Coming to Our Senses: A Boy Who Learned to See, a Girl Who Learned to Hear, and How We All Discover the World by Susan R. Barry
For much of her life, neurobiologist Susan R. Barry saw the world in two dimensions. “Space was very contracted and compacted,” she told NPR in 2010. “So if I looked at a tree, the leaves or the branches would appear to overlap one in front of another. But I didn’t actually see the pockets of space between the actual branches.” Born cross-eyed, Barry was 48 when she underwent vision therapy that enabled her to see in three dimensions—a life-changing journey cataloged in the 2010 memoir Fixing My Gaze.
The scientist’s latest book, Coming to Our Senses, moves beyond her personal experience to tell the stories of two people who similarly gained senses after childhood. As Barry writes, Liam McCoy was 15 years old when surgeons inserted a second lens into his eye, allowing him to see beyond a “cocoon of visual blur.” Zohra Damji, meanwhile, was 12 when she received a cochlear implant that introduced her to a “loud, scary and uncomfortable” cacophony of sounds.
Interweaving McCoy and Damji’s accounts with scholarly investigations of how perception works, Barry celebrates her subjects’ determination to adapt to their newfound senses. This resilience, she argues, speaks to the fact that asking “the blind or deaf to acquire a new sense past childhood is to ask them to reshape their identity.”
Drunk: How We Sipped, Danced, and Stumbled Our Way to Civilization by Edward Slingerland
The human body, writes scholar Edward Slingerland in this immensely readable exploration of drunkenness, “clearly see[s] alcohol as a serious threat.” Not only does the alternatively beloved and reviled vice temporarily impair “a big chunk of the brain,” but it also “involves the ingestion of a toxin, a substance so harmful to the human body that we possess elaborate, multi-layered physiological machinery dedicated to breaking it down and getting it out of our systems as quickly as possible.” Why then, have humans dedicated millennia to developing new means of imbibing?
Blending history, anthropology, neuroscience, genetics, archaeology and a range of other disciplines, Drunk outlines the manifold merits of intoxication, from fostering creativity to relieving stress to building social bonds.

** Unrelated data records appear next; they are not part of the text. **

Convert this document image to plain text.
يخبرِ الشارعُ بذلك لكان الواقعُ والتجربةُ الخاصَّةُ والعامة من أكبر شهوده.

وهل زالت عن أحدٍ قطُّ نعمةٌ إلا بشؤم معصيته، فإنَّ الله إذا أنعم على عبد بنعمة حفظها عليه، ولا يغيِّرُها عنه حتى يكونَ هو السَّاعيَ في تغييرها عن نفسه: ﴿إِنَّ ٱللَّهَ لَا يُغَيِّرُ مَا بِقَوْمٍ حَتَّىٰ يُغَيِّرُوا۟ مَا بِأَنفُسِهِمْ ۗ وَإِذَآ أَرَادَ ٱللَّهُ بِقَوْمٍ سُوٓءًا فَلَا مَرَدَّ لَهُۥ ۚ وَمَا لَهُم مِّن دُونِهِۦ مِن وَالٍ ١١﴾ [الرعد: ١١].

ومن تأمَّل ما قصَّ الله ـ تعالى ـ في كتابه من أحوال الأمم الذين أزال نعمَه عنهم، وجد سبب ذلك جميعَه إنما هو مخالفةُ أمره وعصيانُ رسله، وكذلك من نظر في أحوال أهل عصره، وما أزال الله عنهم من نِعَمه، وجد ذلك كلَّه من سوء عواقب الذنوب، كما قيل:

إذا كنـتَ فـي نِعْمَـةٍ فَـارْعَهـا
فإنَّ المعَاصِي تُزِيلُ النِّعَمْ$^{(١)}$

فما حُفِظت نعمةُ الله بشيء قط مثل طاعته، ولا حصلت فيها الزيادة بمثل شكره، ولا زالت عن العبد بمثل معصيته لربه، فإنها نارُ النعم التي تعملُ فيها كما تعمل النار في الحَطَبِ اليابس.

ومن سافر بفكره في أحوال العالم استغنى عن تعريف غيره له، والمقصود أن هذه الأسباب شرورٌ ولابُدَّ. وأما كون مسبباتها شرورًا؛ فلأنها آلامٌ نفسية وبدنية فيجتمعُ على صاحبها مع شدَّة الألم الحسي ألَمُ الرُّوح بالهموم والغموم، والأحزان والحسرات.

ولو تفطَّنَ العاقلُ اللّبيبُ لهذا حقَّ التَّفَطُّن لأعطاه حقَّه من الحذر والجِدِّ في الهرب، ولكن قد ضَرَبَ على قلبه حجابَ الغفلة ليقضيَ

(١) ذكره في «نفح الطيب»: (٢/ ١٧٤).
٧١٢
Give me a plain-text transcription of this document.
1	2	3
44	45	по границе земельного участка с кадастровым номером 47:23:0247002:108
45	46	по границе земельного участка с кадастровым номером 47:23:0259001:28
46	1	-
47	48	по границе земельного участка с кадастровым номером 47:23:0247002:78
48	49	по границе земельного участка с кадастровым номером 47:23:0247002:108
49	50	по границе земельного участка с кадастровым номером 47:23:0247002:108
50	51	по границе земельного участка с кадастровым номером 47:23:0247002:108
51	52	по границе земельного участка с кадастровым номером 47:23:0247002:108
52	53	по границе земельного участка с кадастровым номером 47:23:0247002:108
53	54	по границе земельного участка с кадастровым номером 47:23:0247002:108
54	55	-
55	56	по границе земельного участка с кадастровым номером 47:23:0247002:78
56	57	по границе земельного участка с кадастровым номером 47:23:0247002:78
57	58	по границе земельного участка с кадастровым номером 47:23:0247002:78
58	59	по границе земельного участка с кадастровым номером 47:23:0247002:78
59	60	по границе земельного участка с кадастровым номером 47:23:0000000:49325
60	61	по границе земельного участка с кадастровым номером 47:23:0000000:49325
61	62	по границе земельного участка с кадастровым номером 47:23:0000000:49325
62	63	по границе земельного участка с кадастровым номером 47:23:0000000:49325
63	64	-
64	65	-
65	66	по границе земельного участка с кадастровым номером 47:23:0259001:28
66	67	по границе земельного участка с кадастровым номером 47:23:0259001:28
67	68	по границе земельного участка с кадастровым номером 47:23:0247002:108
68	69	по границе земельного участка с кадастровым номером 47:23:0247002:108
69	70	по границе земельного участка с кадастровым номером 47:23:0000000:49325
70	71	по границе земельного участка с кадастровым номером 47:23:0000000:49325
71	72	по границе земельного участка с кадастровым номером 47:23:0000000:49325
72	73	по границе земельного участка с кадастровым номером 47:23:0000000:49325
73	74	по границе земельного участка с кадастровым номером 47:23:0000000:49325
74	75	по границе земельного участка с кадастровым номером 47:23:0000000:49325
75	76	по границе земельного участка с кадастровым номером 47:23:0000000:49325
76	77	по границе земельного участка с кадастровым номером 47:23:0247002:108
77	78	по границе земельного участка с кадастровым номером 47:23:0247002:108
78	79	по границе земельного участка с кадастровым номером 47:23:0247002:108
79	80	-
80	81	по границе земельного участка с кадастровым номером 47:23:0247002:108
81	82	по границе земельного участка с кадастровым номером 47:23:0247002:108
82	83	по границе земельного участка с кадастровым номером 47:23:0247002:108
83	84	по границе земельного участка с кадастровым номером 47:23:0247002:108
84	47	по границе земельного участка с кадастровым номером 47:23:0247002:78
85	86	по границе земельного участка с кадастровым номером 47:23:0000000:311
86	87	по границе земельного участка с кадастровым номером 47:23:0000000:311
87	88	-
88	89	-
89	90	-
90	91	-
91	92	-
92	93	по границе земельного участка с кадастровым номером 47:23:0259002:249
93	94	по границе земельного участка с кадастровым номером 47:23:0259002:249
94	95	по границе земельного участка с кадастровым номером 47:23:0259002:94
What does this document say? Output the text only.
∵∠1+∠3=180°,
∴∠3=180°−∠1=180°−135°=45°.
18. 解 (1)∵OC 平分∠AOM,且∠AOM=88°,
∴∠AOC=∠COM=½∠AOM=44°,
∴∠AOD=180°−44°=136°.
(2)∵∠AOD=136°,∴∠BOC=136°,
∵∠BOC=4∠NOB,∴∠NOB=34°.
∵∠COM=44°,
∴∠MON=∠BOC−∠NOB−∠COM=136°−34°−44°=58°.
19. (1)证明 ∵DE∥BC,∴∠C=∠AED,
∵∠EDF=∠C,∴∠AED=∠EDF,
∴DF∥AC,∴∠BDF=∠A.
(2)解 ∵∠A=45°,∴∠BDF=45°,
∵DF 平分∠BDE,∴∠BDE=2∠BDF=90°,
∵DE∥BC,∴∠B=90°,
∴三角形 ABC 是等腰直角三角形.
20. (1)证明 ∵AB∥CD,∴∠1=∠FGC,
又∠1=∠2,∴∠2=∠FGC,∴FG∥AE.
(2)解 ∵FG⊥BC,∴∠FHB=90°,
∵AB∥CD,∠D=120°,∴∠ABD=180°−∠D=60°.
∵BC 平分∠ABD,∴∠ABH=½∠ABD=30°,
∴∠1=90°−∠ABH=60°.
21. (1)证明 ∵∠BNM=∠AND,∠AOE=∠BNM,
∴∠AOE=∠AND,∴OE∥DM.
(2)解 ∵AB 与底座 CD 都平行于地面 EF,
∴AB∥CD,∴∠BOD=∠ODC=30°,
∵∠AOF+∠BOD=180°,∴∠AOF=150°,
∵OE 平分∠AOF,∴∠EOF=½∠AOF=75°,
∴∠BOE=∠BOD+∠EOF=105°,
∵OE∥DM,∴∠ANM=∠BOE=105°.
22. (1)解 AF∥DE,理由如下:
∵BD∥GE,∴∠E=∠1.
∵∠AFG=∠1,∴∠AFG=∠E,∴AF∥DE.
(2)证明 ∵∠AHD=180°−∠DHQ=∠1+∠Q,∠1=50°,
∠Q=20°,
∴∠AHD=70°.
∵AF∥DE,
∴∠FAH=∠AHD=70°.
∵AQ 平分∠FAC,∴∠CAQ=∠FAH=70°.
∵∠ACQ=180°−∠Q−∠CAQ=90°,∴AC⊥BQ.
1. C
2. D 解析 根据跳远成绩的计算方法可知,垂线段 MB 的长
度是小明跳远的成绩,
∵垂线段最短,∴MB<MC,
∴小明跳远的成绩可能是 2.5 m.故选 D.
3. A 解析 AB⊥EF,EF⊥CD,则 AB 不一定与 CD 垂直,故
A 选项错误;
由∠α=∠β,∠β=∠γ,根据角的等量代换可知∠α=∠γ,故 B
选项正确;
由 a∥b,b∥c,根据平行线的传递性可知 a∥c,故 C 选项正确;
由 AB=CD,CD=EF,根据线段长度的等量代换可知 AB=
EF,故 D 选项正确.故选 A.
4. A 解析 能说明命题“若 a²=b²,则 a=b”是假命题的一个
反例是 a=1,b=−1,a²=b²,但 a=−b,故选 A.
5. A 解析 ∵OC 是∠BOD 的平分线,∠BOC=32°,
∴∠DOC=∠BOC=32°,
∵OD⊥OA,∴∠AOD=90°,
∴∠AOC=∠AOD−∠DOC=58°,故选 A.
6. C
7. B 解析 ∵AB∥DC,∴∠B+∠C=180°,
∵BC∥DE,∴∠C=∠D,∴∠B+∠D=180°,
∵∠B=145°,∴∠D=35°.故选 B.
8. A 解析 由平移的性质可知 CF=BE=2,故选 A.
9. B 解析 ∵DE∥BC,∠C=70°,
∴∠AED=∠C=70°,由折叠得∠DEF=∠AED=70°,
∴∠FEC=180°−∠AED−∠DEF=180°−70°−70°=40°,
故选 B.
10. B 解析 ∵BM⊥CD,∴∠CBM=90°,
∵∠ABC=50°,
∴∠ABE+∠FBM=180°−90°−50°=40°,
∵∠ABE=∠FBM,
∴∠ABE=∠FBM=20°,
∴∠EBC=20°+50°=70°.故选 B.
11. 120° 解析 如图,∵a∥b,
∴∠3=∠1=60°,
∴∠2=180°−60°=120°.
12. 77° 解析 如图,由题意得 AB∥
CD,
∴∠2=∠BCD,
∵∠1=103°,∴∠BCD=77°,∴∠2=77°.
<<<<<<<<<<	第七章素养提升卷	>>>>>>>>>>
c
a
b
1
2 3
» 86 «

Though Slingerland is perhaps too quick to underplay alcohol’s dangers (“We may have started relaxing with Dr. Jekyll, but we risk ending up wasted with Mr. Hyde,” notes the Wall Street Journal in its review), his argument is compelling and, above all, a whole lot of irreverent fun.
“My central argument is that getting drunk, high, or otherwise cognitively altered must have, over evolutionary time, helped individuals to survive and flourish, and cultures to endure and expand,” the author notes in the book’s introduction. “… To have survived this long, and remained so central to human social life, intoxication’s advantages must have—over the course of human history—outweighed the more obvious negative consequences.”